We're only a half hour into the movie!!
Back at the base, upon discovering that all 8 of their warriors died, the good clan fortifies themselves with booby-traps. Meanwhile, the evil boss gloats with the Ninjas. They won't be content until they've killed the whole clan! Then they reveal their secret weapon: The lady ninja with the boobs! The next day, while on patrol, Shao and Awesome Dude run into a guy beating a girl up (guess which girl, and you get a coke) They rescue her, and despite Shao's misgivings, they take her in. It's obvious from the start that she actually likes Shao, but he doesn't seem to care. So she instead turns her affections on the far more welcoming A.D. She also spends her private time mapping out the base.
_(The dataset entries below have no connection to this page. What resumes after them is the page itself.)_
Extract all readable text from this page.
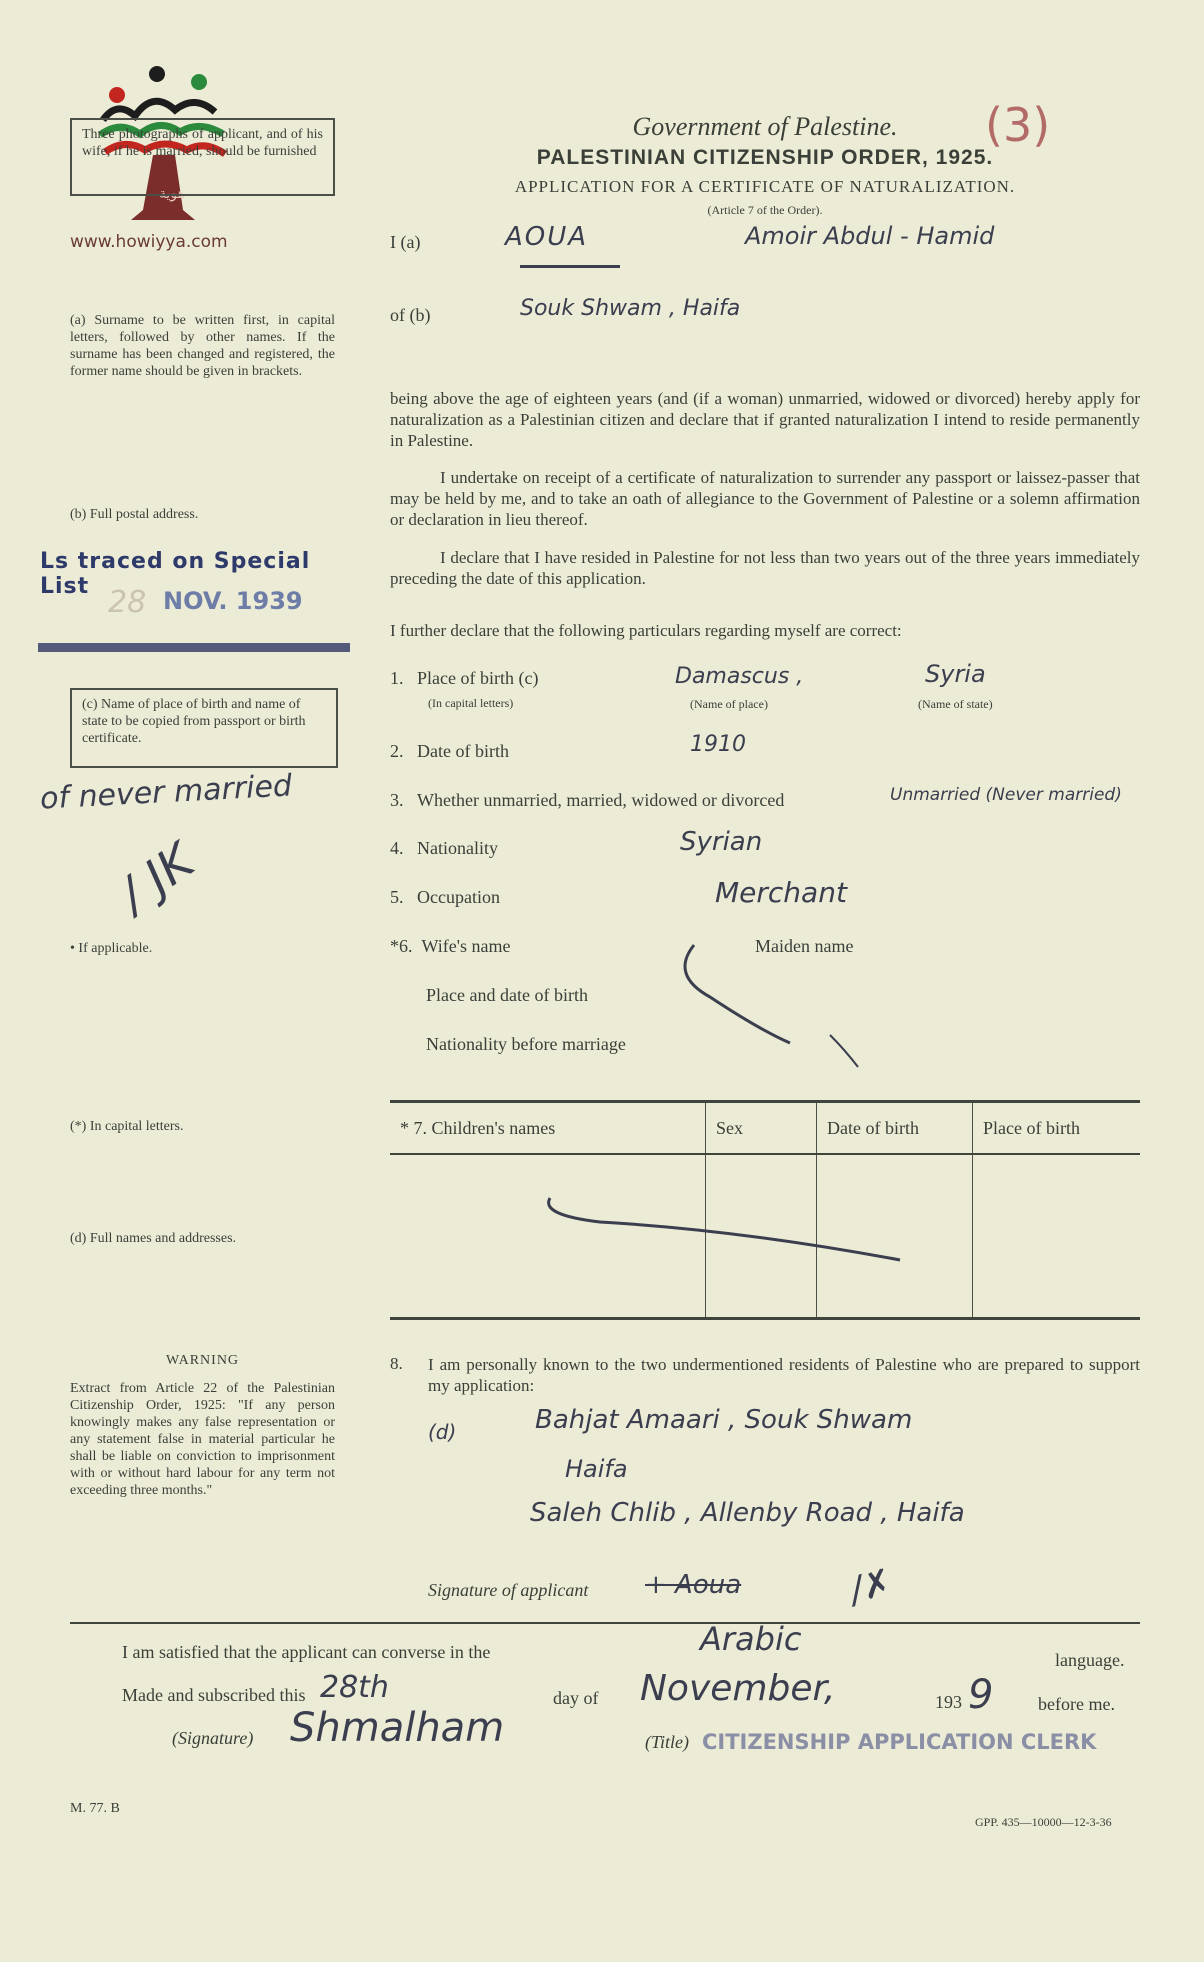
هوية
www.howiyya.com
Three photographs of applicant, and of his wife, if he is married, should be furnished
(a) Surname to be written first, in capital letters, followed by other names. If the surname has been changed and registered, the former name should be given in brackets.
(b) Full postal address.
Ls traced on Special List 28 NOV. 1939
(c) Name of place of birth and name of state to be copied from passport or birth certificate.
of never married
/ JK
• If applicable.
(*) In capital letters.
(d) Full names and addresses.
WARNING
Extract from Article 22 of the Palestinian Citizenship Order, 1925: "If any person knowingly makes any false representation or any statement false in material particular he shall be liable on conviction to imprisonment with or without hard labour for any term not exceeding three months."
Government of Palestine.
PALESTINIAN CITIZENSHIP ORDER, 1925.
APPLICATION FOR A CERTIFICATE OF NATURALIZATION.
(Article 7 of the Order).
(3)
I (a)	AOUA	Amoir Abdul - Hamid
of (b)	Souk Shwam , Haifa
being above the age of eighteen years (and (if a woman) unmarried, widowed or divorced) hereby apply for naturalization as a Palestinian citizen and declare that if granted naturalization I intend to reside permanently in Palestine.
I undertake on receipt of a certificate of naturalization to surrender any passport or laissez-passer that may be held by me, and to take an oath of allegiance to the Government of Palestine or a solemn affirmation or declaration in lieu thereof.
I declare that I have resided in Palestine for not less than two years out of the three years immediately preceding the date of this application.
I further declare that the following particulars regarding myself are correct:
1.   Place of birth (c)
(In capital letters)
Damascus ,
(Name of place)
Syria
(Name of state)
2.   Date of birth	1910
3.   Whether unmarried, married, widowed or divorced	Unmarried (Never married)
4.   Nationality	Syrian
5.   Occupation	Merchant
*6.  Wife's name	Maiden name
Place and date of birth
Nationality before marriage
* 7. Children's names	Sex	Date of birth	Place of birth

8. I am personally known to the two undermentioned residents of Palestine who are prepared to support my application:
(d)	Bahjat Amaari , Souk Shwam
Haifa
Saleh Chlib , Allenby Road , Haifa
Signature of applicant + Aoua	/✗
I am satisfied that the applicant can converse in the	Arabic
language.
Made and subscribed this 28th	day of November,	193 9 before me.
(Signature) Shmalham	(Title) CITIZENSHIP APPLICATION CLERK
M. 77. B
GPP. 435—10000—12-3-36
Unfortunately two well-trained men are still no match for an entire fricken army of badassed ninjas. Shao gets captured, and Awesome Dude gets impaled on the door the the bosses chambers, which get set on fire, killing the man inside. Man, he even dies awesome! When Shao wakes up, he's in some freaky-deaky Japanese bondage knot thingie. Lady Ninja tries to convince him that she loves him, but he cares about her even less now that she's killed all his friends and totally roofied his ass. After she leaves in a huff, he has a flashback to when he got a ninja lesson from a heretofore unmentioned hermit on how to get out of that very rope trick. (why is this the first we've heard of this?) After the Deus Ex Flashbackica, Shao takes Lady Ninja as a hostage to make his escape, and goes off to track down this Hermet fella. The boss ninja (who has now taken over the bad guy kung fu clan as well) punishes the girl. Because she's of the weaker sex, he spares her death, and instead sentences her to hard labor. How chivalrous. Shao, meanwhile, tracks down the old man, and joins his other three disciples in some crazy cool training montages. Because this is a Kung Fu flick, the four men become brothers. After becomming bad ass mofos, the four "ninjas" go off to kick some Japanese butt.
Oh yes, it's on now.
Jeezum Crow is this one heckuva Chop-socky film. The fights are fast and realistic, and of the hour and a half running time, only about 20 minutes are spent on dialogue. The rest is just shot after shot of guys trying to stab each other and/or kick each other in the face. But then, after all, isn't that why we watch Martial Arts films?